Common symptoms of dyspepsia include:

  • Pain or discomfort in the upper abdomen
  • Bloating
  • Belching
  • Nausea
  • Early feeling of fullness/satiety when eating


  • When swimming, your body is placed in a horizontal position. It’s common to take big gulps of air when turning the head to breathe, especially in choppy conditions or at an effort higher than what you are used to. Seeing that the majority of triathletes do not swim before the bike but only on race day and the swim can be unpredictable and chaotic….it makes sense why so many athletes experience upper GI issues only on race day – after the swim.
  • Drinking from a straw (straw-based hydration systems). Each sip from the straw draws air into your mouth which is then swallowed.
  • Breathing rapidly and deeply (intensity) In the upright position (ex. bike or run), air rises above stomach liquids and expelled as a burp. In the horizontal position (swim/bike), air may get trapped behind stomach fluids and is sent into the small intestine, causing pain and gas.
  • Chewing gum or drinking carbonated beverages may cause you to swallow excess air. Gulping beverages (instead of sipping) may also cause you to swallow air.


  • Pre-race/race day stress and nerves – anxiety reduces pressure in the lower esophageal sphincter. Stress increases pressure around the stomach and pushes acid up. High anxiety may increase stomach acid production.
  • Eating too close to the race start or consuming food/sport nutrition while transitioning from swim to bike or bike to run. After a meal, it normally takes ~2-4 hours for food to move out of the stomach and into the small intestines. Allowing time for food to pass from the stomach to the small intestines will reduce the risk of reflux during exercise.
  • Exercise causes greater intra-abdominal pressure.

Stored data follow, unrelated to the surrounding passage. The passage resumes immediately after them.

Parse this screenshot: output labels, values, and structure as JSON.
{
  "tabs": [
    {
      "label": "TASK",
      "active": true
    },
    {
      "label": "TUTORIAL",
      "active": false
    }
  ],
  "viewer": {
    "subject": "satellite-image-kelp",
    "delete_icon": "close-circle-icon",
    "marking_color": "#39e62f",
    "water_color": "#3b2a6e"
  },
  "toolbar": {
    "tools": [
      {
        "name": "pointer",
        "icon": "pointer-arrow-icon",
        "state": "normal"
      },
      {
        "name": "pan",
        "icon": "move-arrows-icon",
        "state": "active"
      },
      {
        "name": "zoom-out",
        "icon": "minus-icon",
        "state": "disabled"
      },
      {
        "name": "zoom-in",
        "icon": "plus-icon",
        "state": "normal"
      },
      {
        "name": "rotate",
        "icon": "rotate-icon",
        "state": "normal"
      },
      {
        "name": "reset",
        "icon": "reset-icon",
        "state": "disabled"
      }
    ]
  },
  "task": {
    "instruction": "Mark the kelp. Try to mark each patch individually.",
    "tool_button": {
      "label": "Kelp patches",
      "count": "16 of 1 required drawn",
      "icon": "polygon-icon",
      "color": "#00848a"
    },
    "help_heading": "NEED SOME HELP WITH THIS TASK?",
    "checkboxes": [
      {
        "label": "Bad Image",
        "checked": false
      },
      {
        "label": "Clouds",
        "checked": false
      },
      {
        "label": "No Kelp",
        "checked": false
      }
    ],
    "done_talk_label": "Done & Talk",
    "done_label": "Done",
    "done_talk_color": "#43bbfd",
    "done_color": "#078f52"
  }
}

Intense or jarring movements can force stomach acid into the esophagus, causing burning and irritation.
  • Bouncing and jostling can irritate the lower esophageal sphincter.
  • Tight fitting clothing, especially around the waist.
  • Full bending at the waist causes compression on the stomach and upper GI tract (aero position).
  • Lower esophageal sphincter (LES) losing its tone from the following substances:
    -peppermint, onions, garlic, chocolate, acidic citrus, tomato products
    -coffee (caffeinated or not) increases stomach acidity and the caffeine acts to relax LES
    -alcohol – relaxes the LES muscles and irritates the mucous membrane of the LES.
    -medications – some asthma inhalers, common pain relievers, blood pressure meds and over-the-counter medications.
    -adrenaline – a hormone secreted by the adrenal glands during times of stress
    -routine use of NSAIDs – inhibit protective prostaglandins and produce ulcerations in mucous membranes lining the stomach and the esophagus.

    Note: I’ve also looked into the citric acid in sports drinks as a culprit of upper GI issues and have not found a significant link. Even when I’ve switched athletes to a citric acid free drink, reflux still occurred.